There was a voluptuous seashell watching Turn Around Norman. There was a decorated stick. There was a little silver spoon, a man’s frazzled stocking, and a battered lump of tin from which hung scraps of paper that once had proclaimed the lump to be a can of pork and beans.

The Fifth Veil

 

ONCE UPON A TIME,
the wolfmother went to market and picked out wallpaper. It was patterned in spirals and molecular chains. It was bordered with electrons and well-gnawed bones. The wolfmother licked the tip of the salesman’s shoelace and turned it into jade. That was her down payment.

Once upon a time, a painted stick and a conch shell arrived in New York City. The shell was warm, heavy, and wet, like the earth, the sea. The stick pointed at the sky. On its tip, it balanced configurations of gases. Although they had traveled long and far, the painted stick and the conch shell were not welcome in New York City. Accustomed to the protection of holy places, they hid in the cellar of a midtown cathedral. It was just a place to rest while they figured out a way to cross the Atlantic Ocean. Nevertheless, they were compelled to remark on how much its ambiance might have been improved by the right kind of wallpaper.

THERE WERE TWO MORE BOMB
scares at the I & I that week. Both occurred during dinner, so Ellen Cherry was not directly affected. The publicity reached her, though. Coming or going, she had to wade through the cameras of the curious. Like a reclusive movie actress, she donned a scarf and dark glasses, and studied her walking feet as if she had a research grant from the Stubbed Toe Foundation. Her fear was that she would encounter Buddy on the picket line. Or that he would recognize her in a media picture. Family trouble was the worst kind. Some families ran their own little versions of the Middle East. Come to think of it, what was the Middle Eastern situation but a family squabble that had gotten out of hand?
Isaac
v.
Ishmael
.

Her parents phoned her at work. “I’m busy,” she lied. The only customers in the most famous restaurant in New York were two tables of Japanese tourists, drinking green Egyptian beer and giggling uncontrollably at the
baba ghanoug
.

“How many eating places in New York City? Ten thousand? Twenty thousand? More? Your mama says ’more.’ And you gotta hook up with the only blessed one that’s—”

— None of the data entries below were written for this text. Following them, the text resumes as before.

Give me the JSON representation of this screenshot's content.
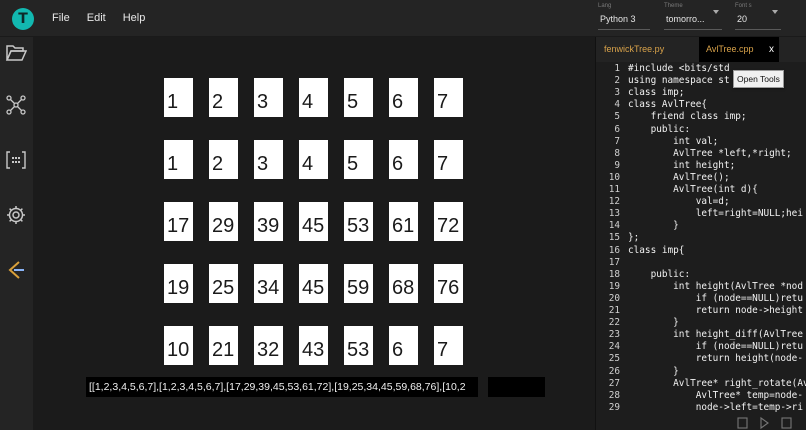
{
  "menu": {
    "file": "File",
    "edit": "Edit",
    "help": "Help"
  },
  "selectors": {
    "language": {
      "label": "Lang",
      "value": "Python 3"
    },
    "theme": {
      "label": "Theme",
      "value": "tomorro..."
    },
    "font_size": {
      "label": "Font s",
      "value": "20"
    }
  },
  "sidebar": {
    "icons": [
      "folder-open-icon",
      "graph-nodes-icon",
      "array-brackets-icon",
      "gear-icon",
      "leetcode-icon"
    ]
  },
  "grid": {
    "rows": [
      [
        "1",
        "2",
        "3",
        "4",
        "5",
        "6",
        "7"
      ],
      [
        "1",
        "2",
        "3",
        "4",
        "5",
        "6",
        "7"
      ],
      [
        "17",
        "29",
        "39",
        "45",
        "53",
        "61",
        "72"
      ],
      [
        "19",
        "25",
        "34",
        "45",
        "59",
        "68",
        "76"
      ],
      [
        "10",
        "21",
        "32",
        "43",
        "53",
        "6",
        "7"
      ]
    ]
  },
  "output_text": "[[1,2,3,4,5,6,7],[1,2,3,4,5,6,7],[17,29,39,45,53,61,72],[19,25,34,45,59,68,76],[10,2",
  "editor": {
    "tabs": [
      {
        "label": "fenwickTree.py",
        "active": false
      },
      {
        "label": "AvlTree.cpp",
        "active": true
      }
    ],
    "close_label": "x",
    "tooltip": "Open Tools",
    "lines": [
      {
        "n": "1",
        "t": "#include <bits/std"
      },
      {
        "n": "2",
        "t": "using namespace st"
      },
      {
        "n": "3",
        "t": "class imp;"
      },
      {
        "n": "4",
        "t": "class AvlTree{"
      },
      {
        "n": "5",
        "t": "    friend class imp;"
      },
      {
        "n": "6",
        "t": "    public:"
      },
      {
        "n": "7",
        "t": "        int val;"
      },
      {
        "n": "8",
        "t": "        AvlTree *left,*right;"
      },
      {
        "n": "9",
        "t": "        int height;"
      },
      {
        "n": "10",
        "t": "        AvlTree();"
      },
      {
        "n": "11",
        "t": "        AvlTree(int d){"
      },
      {
        "n": "12",
        "t": "            val=d;"
      },
      {
        "n": "13",
        "t": "            left=right=NULL;hei"
      },
      {
        "n": "14",
        "t": "        }"
      },
      {
        "n": "15",
        "t": "};"
      },
      {
        "n": "16",
        "t": "class imp{"
      },
      {
        "n": "17",
        "t": ""
      },
      {
        "n": "18",
        "t": "    public:"
      },
      {
        "n": "19",
        "t": "        int height(AvlTree *nod"
      },
      {
        "n": "20",
        "t": "            if (node==NULL)retu"
      },
      {
        "n": "21",
        "t": "            return node->height"
      },
      {
        "n": "22",
        "t": "        }"
      },
      {
        "n": "23",
        "t": "        int height_diff(AvlTree"
      },
      {
        "n": "24",
        "t": "            if (node==NULL)retu"
      },
      {
        "n": "25",
        "t": "            return height(node-"
      },
      {
        "n": "26",
        "t": "        }"
      },
      {
        "n": "27",
        "t": "        AvlTree* right_rotate(Av"
      },
      {
        "n": "28",
        "t": "            AvlTree* temp=node-"
      },
      {
        "n": "29",
        "t": "            node->left=temp->ri"
      }
    ]
  }
}
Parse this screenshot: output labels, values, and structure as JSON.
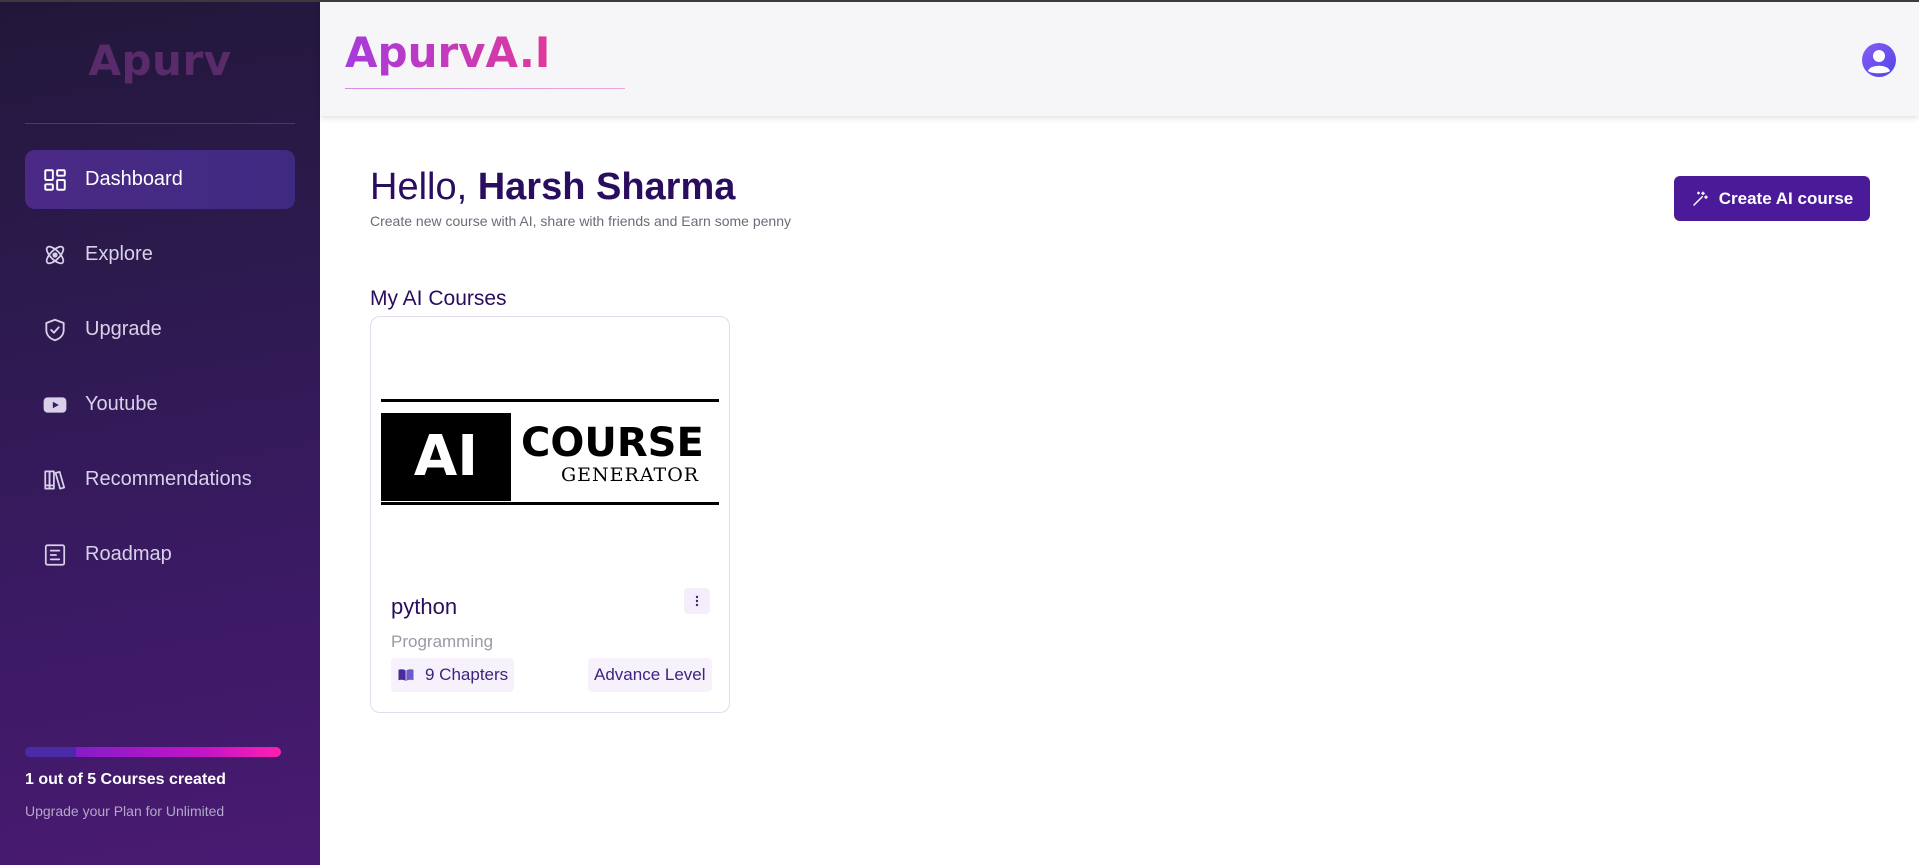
{
  "sidebar": {
    "brand": "Apurv",
    "items": [
      {
        "label": "Dashboard",
        "icon": "dashboard-icon",
        "active": true
      },
      {
        "label": "Explore",
        "icon": "atom-icon",
        "active": false
      },
      {
        "label": "Upgrade",
        "icon": "shield-check-icon",
        "active": false
      },
      {
        "label": "Youtube",
        "icon": "youtube-icon",
        "active": false
      },
      {
        "label": "Recommendations",
        "icon": "library-icon",
        "active": false
      },
      {
        "label": "Roadmap",
        "icon": "document-icon",
        "active": false
      }
    ],
    "progress": {
      "fraction": 0.2,
      "text": "1 out of 5 Courses created",
      "sub": "Upgrade your Plan for Unlimited"
    }
  },
  "header": {
    "logo": "ApurvA.I",
    "avatar_icon": "user-avatar-icon"
  },
  "main": {
    "greeting_prefix": "Hello, ",
    "user_name": "Harsh Sharma",
    "subtitle": "Create new course with AI, share with friends and Earn some penny",
    "create_button": "Create AI course",
    "section_title": "My AI Courses",
    "courses": [
      {
        "title": "python",
        "category": "Programming",
        "chapters": "9 Chapters",
        "level": "Advance Level",
        "image_text_ai": "AI",
        "image_text_course": "COURSE",
        "image_text_generator": "GENERATOR"
      }
    ]
  },
  "colors": {
    "accent": "#4b1a99",
    "text_primary": "#2a0d5e",
    "sidebar_active": "#4b2a86"
  }
}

“Relax, Daddy, the worst is over. There’re not going to be any further explosions.”

Indeed, the week passed without violence, and as a result, onlookers thinned out considerably, another example of the teeny-weeniness of the metropolitan attention span. But there was an explosion. It happened in the safety of Ellen Cherry’s own apartment, and while it had been expected, still, it nearly blew her into backward somersaults. The “bomb” was an invitation to Boomer Petway’s one-man show at the Ultima Sommervell Gallery.

THE DAY THEY ARRIVED
in New York, they had aimed the Airstream directly for Seventy-third and Broadway, where a one-bedroom apartment awaited them in the orchidaceous Ansonia Hotel. They were subletting from a sculptor who had moved to Florence for three years and who, in turn, was subletting from the new curator of contemporary art at the Seattle Art Museum, a man who admired Ellen Cherry’s talent. This curator also had provided a letter of introduction to the prominent dealer, Ultima Sommervell.